Playing the Infinite Game
Ask most executives what their company's goals are, and you'll hear some version of one of two answers: something about becoming the market leader, or something about maximizing value for shareholders. Both are variations on the same theme: win. Get to the top. Hit the number.
I understand the appeal. I like money as much as the next person. Also, these goals are concrete, measurable, and motivating in a simple way. That said, I've come to believe they're fundamentally the wrong goals - not because ambition is bad, but because optimizing for them produces exactly the wrong behavior at every level of the organization.
Two kinds of games
The philosopher and game theorist James Carse drew a useful distinction between two types of games: finite games, which are played to win, and infinite games, which are played to keep playing. Simon Sinek applied this framework to business in his work on leadership - his talk on the subject, and corresponding book, are well worth your time. It's one of my favorite subjects of Simon's, and it fundamentally reframed how I think about what we're actually trying to do as leaders.

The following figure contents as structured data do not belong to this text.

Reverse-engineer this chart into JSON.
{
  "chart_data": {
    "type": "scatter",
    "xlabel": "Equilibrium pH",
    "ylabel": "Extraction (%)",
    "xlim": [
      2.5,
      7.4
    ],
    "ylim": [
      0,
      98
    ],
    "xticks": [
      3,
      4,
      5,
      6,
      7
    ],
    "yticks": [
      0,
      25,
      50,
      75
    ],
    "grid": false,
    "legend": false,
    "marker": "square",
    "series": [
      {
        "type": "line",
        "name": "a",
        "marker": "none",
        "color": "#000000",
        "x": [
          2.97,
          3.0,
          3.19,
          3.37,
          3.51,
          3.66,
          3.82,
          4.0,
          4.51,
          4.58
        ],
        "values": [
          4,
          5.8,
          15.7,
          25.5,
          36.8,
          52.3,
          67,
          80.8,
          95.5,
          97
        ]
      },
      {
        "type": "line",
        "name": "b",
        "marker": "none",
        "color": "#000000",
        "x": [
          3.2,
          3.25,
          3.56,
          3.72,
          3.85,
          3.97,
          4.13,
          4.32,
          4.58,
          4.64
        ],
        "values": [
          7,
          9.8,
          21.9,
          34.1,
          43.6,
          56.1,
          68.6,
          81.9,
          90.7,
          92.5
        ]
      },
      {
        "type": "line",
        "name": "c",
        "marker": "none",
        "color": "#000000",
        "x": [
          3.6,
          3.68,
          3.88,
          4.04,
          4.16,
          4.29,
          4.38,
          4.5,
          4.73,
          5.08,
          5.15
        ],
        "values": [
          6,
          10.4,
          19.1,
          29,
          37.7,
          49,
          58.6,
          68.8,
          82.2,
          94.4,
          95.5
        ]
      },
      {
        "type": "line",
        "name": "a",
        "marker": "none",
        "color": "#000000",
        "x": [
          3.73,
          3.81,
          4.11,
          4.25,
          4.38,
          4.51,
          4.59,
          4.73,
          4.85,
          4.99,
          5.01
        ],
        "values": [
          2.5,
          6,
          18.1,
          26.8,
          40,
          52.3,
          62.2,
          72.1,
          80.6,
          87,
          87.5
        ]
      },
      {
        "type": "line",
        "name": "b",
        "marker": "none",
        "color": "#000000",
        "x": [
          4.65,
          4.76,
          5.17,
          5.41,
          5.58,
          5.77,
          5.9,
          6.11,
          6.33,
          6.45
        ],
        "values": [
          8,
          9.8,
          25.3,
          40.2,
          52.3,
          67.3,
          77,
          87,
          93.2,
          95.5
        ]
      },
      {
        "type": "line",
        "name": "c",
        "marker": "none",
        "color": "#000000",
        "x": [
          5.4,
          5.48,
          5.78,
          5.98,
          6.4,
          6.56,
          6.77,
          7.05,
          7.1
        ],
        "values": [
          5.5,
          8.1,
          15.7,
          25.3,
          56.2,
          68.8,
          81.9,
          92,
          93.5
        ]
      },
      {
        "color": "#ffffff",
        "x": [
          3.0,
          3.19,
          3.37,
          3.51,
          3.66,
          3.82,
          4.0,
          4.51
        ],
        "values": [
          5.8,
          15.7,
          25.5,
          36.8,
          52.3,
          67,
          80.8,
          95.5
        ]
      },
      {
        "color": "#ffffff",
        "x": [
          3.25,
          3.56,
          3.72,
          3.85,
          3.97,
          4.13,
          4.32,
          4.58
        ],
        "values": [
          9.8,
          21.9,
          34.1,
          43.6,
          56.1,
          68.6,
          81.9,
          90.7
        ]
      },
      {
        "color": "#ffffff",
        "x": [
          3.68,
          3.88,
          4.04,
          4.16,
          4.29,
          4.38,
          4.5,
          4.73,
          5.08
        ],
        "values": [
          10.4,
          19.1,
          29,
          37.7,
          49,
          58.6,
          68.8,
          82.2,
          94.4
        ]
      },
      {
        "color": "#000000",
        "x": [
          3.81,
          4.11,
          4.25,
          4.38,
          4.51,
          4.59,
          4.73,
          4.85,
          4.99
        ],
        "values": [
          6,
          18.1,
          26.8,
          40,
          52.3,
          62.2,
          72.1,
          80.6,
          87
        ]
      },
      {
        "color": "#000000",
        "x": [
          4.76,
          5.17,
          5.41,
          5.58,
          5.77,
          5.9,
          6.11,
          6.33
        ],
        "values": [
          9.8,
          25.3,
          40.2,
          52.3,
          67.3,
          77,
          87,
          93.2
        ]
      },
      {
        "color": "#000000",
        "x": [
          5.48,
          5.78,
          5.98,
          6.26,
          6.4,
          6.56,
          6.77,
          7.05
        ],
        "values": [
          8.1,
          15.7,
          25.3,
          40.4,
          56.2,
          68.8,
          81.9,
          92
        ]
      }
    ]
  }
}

A finite game company is running a race. There's a finish line, a scoreboard, and a winner (and losers). Every decision is evaluated against one question: does this move us closer to the goal? This produces a kind of organizational tunnel vision - short-term results get optimized at the expense of long-term health, quarterly numbers crowd out multi-year bets, and the people doing the work become inputs in a function rather than the whole point of the enterprise.
An infinite game company is focused on building something worth building. The goal isn't to win - it's to remain a great place to work, to keep doing meaningful work well, and to compound that over time. Decisions get evaluated against a different question: does this make us better in the long run? That question leads somewhere very different.

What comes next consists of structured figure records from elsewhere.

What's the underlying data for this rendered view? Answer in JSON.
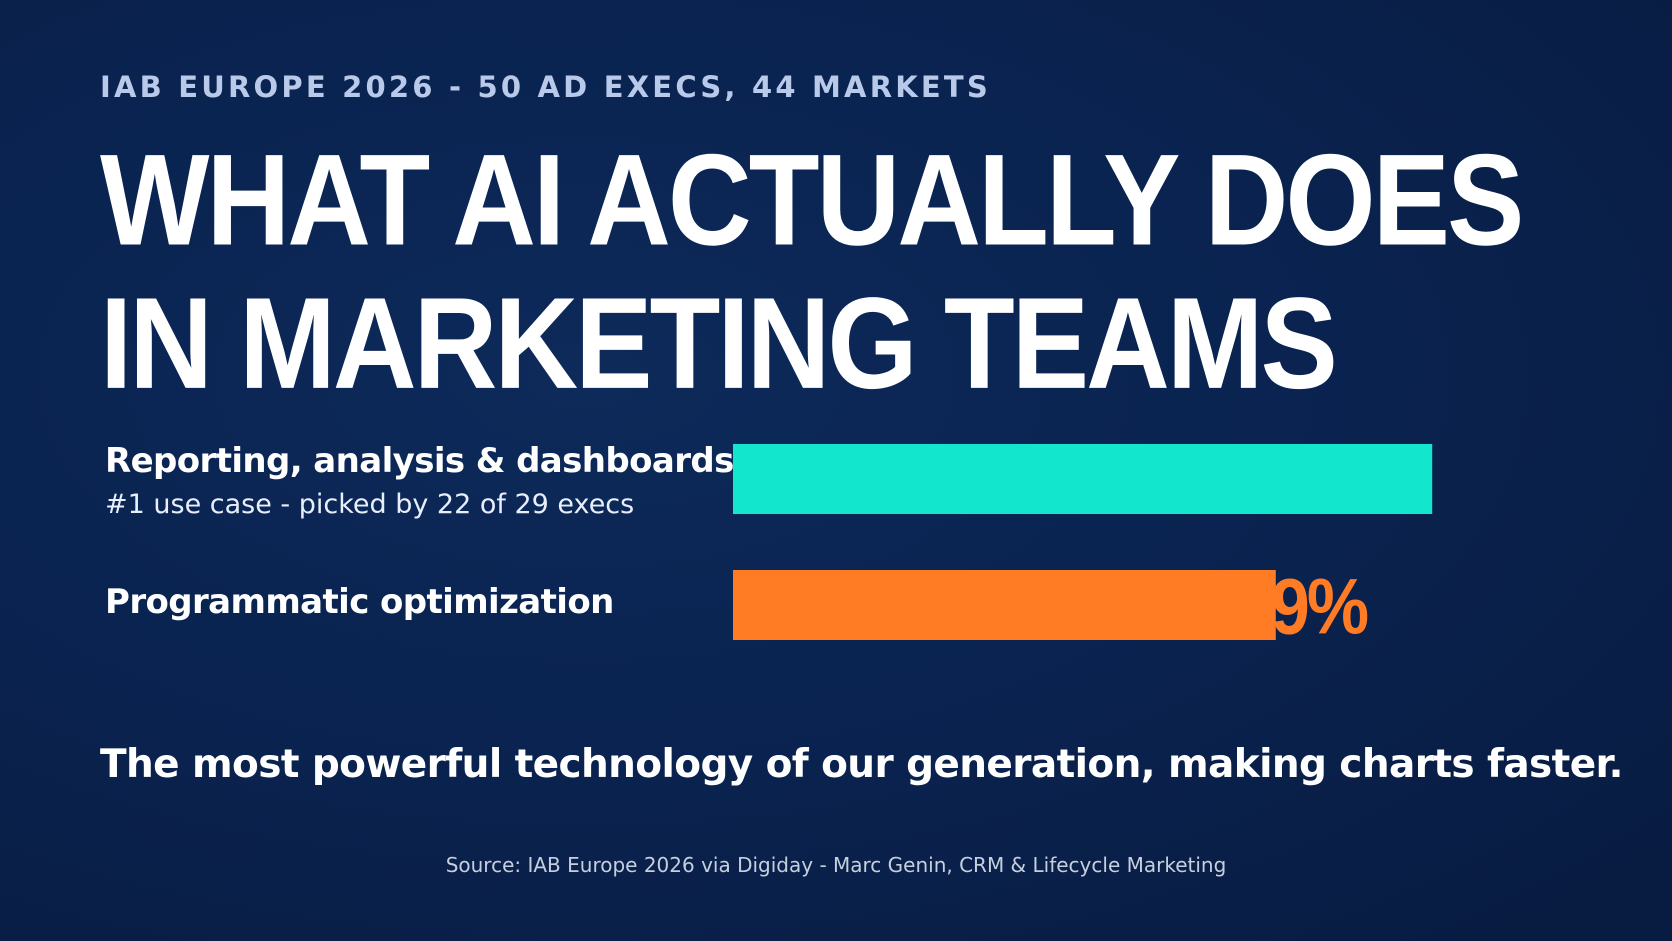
{
  "eyebrow": "IAB EUROPE 2026 - 50 AD EXECS, 44 MARKETS",
  "headline": {
    "line1": "WHAT AI ACTUALLY DOES",
    "line2": "IN MARKETING TEAMS"
  },
  "tagline": "The most powerful technology of our generation, making charts faster.",
  "source": "Source: IAB Europe 2026 via Digiday - Marc Genin, CRM & Lifecycle Marketing",
  "colors": {
    "background": "#0a2350",
    "bar_primary": "#12e6cc",
    "bar_secondary": "#ff7b24",
    "text": "#ffffff",
    "eyebrow": "#b9c9ea"
  },
  "chart_data": {
    "type": "bar",
    "orientation": "horizontal",
    "categories": [
      "Reporting, analysis & dashboards",
      "Programmatic optimization"
    ],
    "subtitles": [
      "#1 use case - picked by 22 of 29 execs",
      ""
    ],
    "values": [
      76,
      59
    ],
    "value_labels": [
      "",
      "59%"
    ],
    "unit": "%",
    "xlim": [
      0,
      100
    ],
    "colors": [
      "#12e6cc",
      "#ff7b24"
    ],
    "grid": false,
    "legend": "none"
  }
}
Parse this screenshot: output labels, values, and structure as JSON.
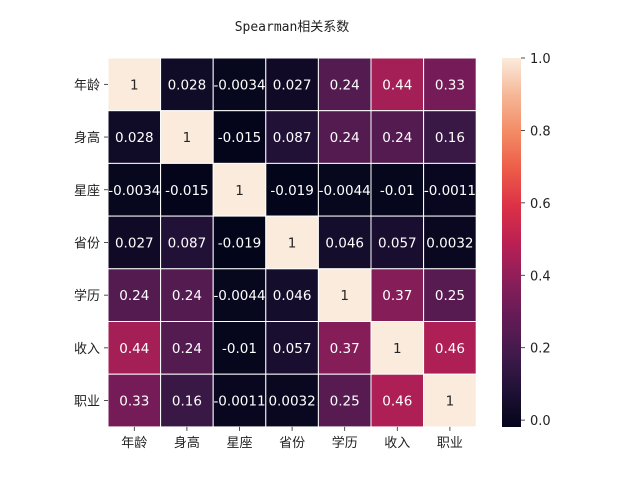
{
  "chart_data": {
    "type": "heatmap",
    "title": "Spearman相关系数",
    "xlabel": "",
    "ylabel": "",
    "x_categories": [
      "年龄",
      "身高",
      "星座",
      "省份",
      "学历",
      "收入",
      "职业"
    ],
    "y_categories": [
      "年龄",
      "身高",
      "星座",
      "省份",
      "学历",
      "收入",
      "职业"
    ],
    "matrix": [
      [
        1,
        0.028,
        -0.0034,
        0.027,
        0.24,
        0.44,
        0.33
      ],
      [
        0.028,
        1,
        -0.015,
        0.087,
        0.24,
        0.24,
        0.16
      ],
      [
        -0.0034,
        -0.015,
        1,
        -0.019,
        -0.0044,
        -0.01,
        -0.0011
      ],
      [
        0.027,
        0.087,
        -0.019,
        1,
        0.046,
        0.057,
        0.0032
      ],
      [
        0.24,
        0.24,
        -0.0044,
        0.046,
        1,
        0.37,
        0.25
      ],
      [
        0.44,
        0.24,
        -0.01,
        0.057,
        0.37,
        1,
        0.46
      ],
      [
        0.33,
        0.16,
        -0.0011,
        0.0032,
        0.25,
        0.46,
        1
      ]
    ],
    "cell_labels": [
      [
        "1",
        "0.028",
        "-0.0034",
        "0.027",
        "0.24",
        "0.44",
        "0.33"
      ],
      [
        "0.028",
        "1",
        "-0.015",
        "0.087",
        "0.24",
        "0.24",
        "0.16"
      ],
      [
        "-0.0034",
        "-0.015",
        "1",
        "-0.019",
        "-0.0044",
        "-0.01",
        "-0.0011"
      ],
      [
        "0.027",
        "0.087",
        "-0.019",
        "1",
        "0.046",
        "0.057",
        "0.0032"
      ],
      [
        "0.24",
        "0.24",
        "-0.0044",
        "0.046",
        "1",
        "0.37",
        "0.25"
      ],
      [
        "0.44",
        "0.24",
        "-0.01",
        "0.057",
        "0.37",
        "1",
        "0.46"
      ],
      [
        "0.33",
        "0.16",
        "-0.0011",
        "0.0032",
        "0.25",
        "0.46",
        "1"
      ]
    ],
    "colorbar": {
      "vmin": -0.019,
      "vmax": 1,
      "ticks": [
        0.0,
        0.2,
        0.4,
        0.6,
        0.8,
        1.0
      ],
      "tick_labels": [
        "0.0",
        "0.2",
        "0.4",
        "0.6",
        "0.8",
        "1.0"
      ],
      "colormap": "rocket",
      "placement": "right"
    },
    "cell_separator_color": "#ffffff",
    "grid": false
  }
}
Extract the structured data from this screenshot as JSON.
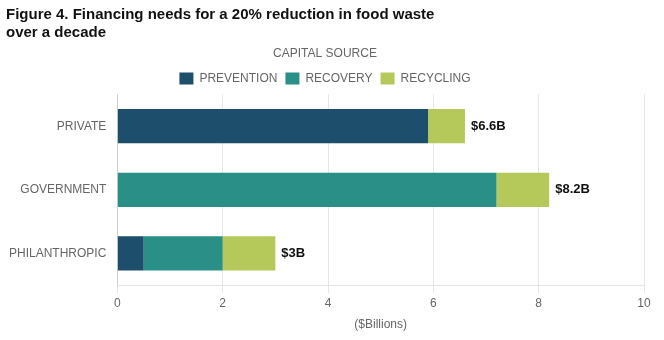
{
  "chart_data": {
    "type": "bar",
    "orientation": "horizontal",
    "stacked": true,
    "title": "Figure 4. Financing needs for a 20% reduction in food waste\nover a decade",
    "categories": [
      "PRIVATE",
      "GOVERNMENT",
      "PHILANTHROPIC"
    ],
    "series": [
      {
        "name": "PREVENTION",
        "color": "#1d4e6b",
        "values": [
          5.9,
          0.0,
          0.5
        ]
      },
      {
        "name": "RECOVERY",
        "color": "#2a9087",
        "values": [
          0.0,
          7.2,
          1.5
        ]
      },
      {
        "name": "RECYCLING",
        "color": "#b5c95a",
        "values": [
          0.7,
          1.0,
          1.0
        ]
      }
    ],
    "legend": "top",
    "legend_title": "CAPITAL SOURCE",
    "totals": [
      6.6,
      8.2,
      3
    ],
    "total_labels": [
      "$6.6B",
      "$8.2B",
      "$3B"
    ],
    "xlabel": "($Billions)",
    "xlim": [
      0,
      10
    ],
    "xticks": [
      0,
      2,
      4,
      6,
      8,
      10
    ],
    "grid": true
  }
}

The trap hiding in plain sight
The finite game mindset is a trap that's surprisingly easy to fall into, even when you know better.
Becoming #1 is a seductive goal because it's clear. You can point to it. You can measure your distance from it. You can report progress against it each quarter. The trouble is that when winning becomes the organizing principle, you start making decisions that serve the metric rather than the mission. For example, you might cut investment in people development because it doesn't show up on the earnings call. You might deprioritize the technically correct decision in favor of the one that ships faster. You might very well optimize for the number instead of the thing the number was supposed to represent.

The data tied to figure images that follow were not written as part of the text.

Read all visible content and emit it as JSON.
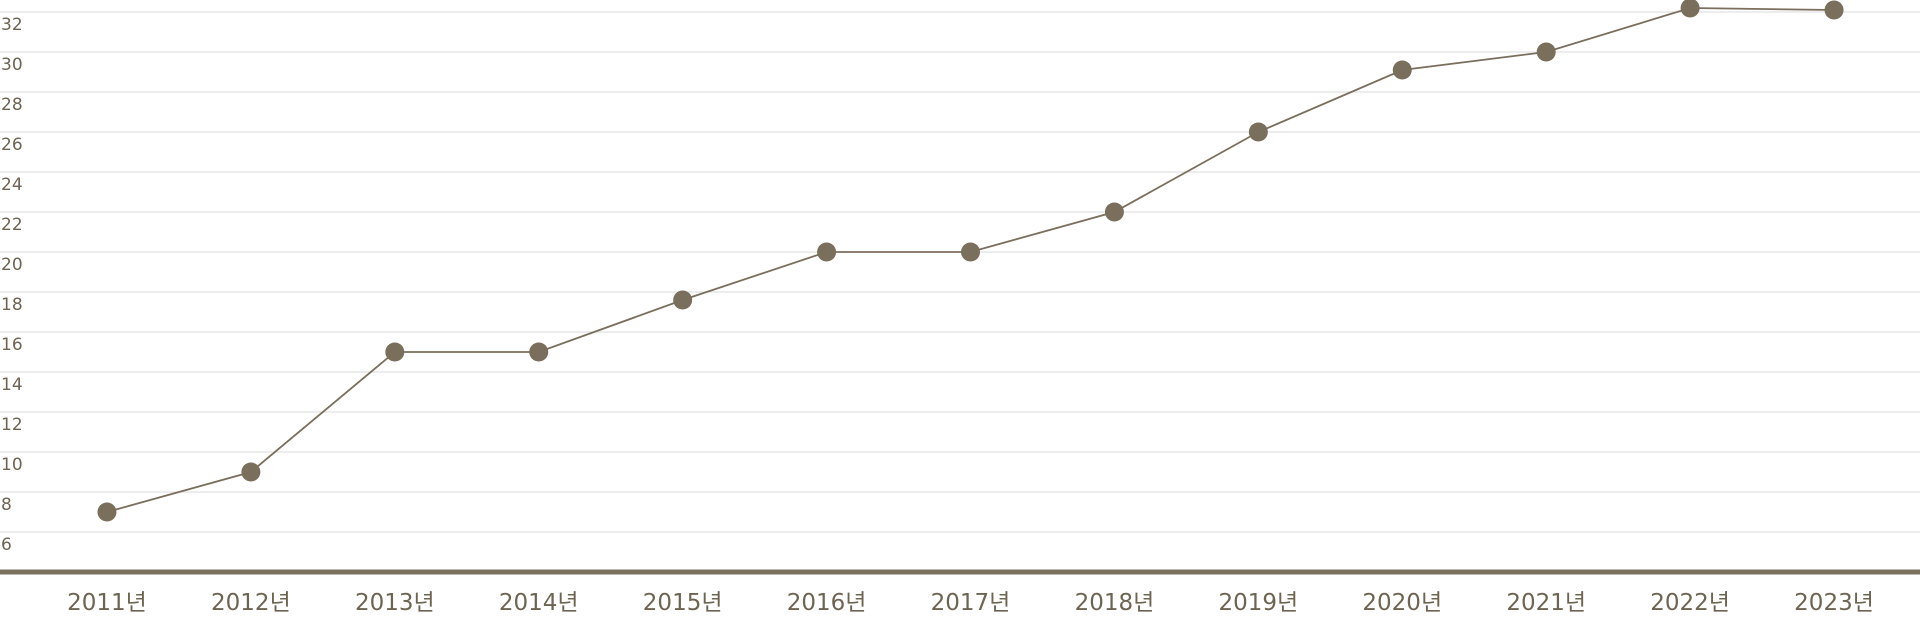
{
  "chart_data": {
    "type": "line",
    "categories": [
      "2011년",
      "2012년",
      "2013년",
      "2014년",
      "2015년",
      "2016년",
      "2017년",
      "2018년",
      "2019년",
      "2020년",
      "2021년",
      "2022년",
      "2023년"
    ],
    "values": [
      7,
      9,
      15,
      15,
      17.6,
      20,
      20,
      22,
      26,
      29.1,
      30,
      32.2,
      32.1
    ],
    "color": "#7a6e5c",
    "ylim": [
      4,
      32
    ],
    "yticks": [
      6,
      8,
      10,
      12,
      14,
      16,
      18,
      20,
      22,
      24,
      26,
      28,
      30,
      32
    ],
    "grid": true
  }
}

I've seen this play out in many organizations I've been part of. The teams most fixated on winning - on hitting the goal, beating the competitor, closing the quarter - were often the ones that made the most short-sighted decisions and had the most fragile products and cultures. If not managed carefully, the pressure to win has a way of crowding out the judgment that actually produces winning.
The employees-first corollary
One of the clearest expressions of the infinite game mindset is the employees-first principle, and it's one that tends to make finance-oriented executives uncomfortable until they think it through.
As a senior leader, your job is not to focus on your customers. It's to ensure that your people have what they need to focus on your customers. Customers are taken care of by employees who feel supported, trusted, invested in, and are clear on why their work matters. If the people doing the work are struggling, distracted, or disengaged, no amount of customer-centricity at the leadership level will fix it.
It strikes me that this is the logic behind servant leadership - the idea that the manager's job is fundamentally to remove blockers, not to direct traffic. A leader who is genuinely invested in their team's growth and well-being creates a downstream effect: the team delivers better work, which serves customers better, which produces the business outcomes that leaders often try to manufacture directly. Success, in this framing, is a byproduct. Not a goal.
What infinite game leadership looks like in practice
This type of leadership means making investments in people that won't show returns until next year, because the organization needs those returns, even if this quarter's review cycle doesn't reward them. It means choosing the architecturally sound approach over the one that ships faster, checks a box, and yet accumulates two years of debt. It means building a culture where transparency, long-term thinking, and doing the right thing are rewarded rather than quietly penalized whenever they slow something down.
It also means resisting the very natural impulse to treat your team's work as a means to an end. The engineers building your product aren't just shipping features - they're developing expertise, building judgment, and accumulating institutional knowledge that takes years to grow and surprisingly little time to lose. Treating that as a renewable resource is one of the most common and costly mistakes I've seen firsthand.
The right question to ask
I've started using a simple gut check when I'm navigating leadership decisions: am I doing this because it makes us better, or because it makes us look better right now?
Those two things are not always the same. And in my experience, the gap between them is where most of the important leadership choices actually live.
Play the infinite game. The score will take care of itself.
Epilogue - Many years ago, I worked under a CEO who set a very clear vision for our company. His stated objective was to make the company a great place for people to come and work every day, grow themselves through their careers, and provide for themselves and their families. Admittedly, I was younger and more foolish at the time, and hence thought that this was all, candidly, BS. With the ever-present benefit of hindsight, it turns out he was spot on.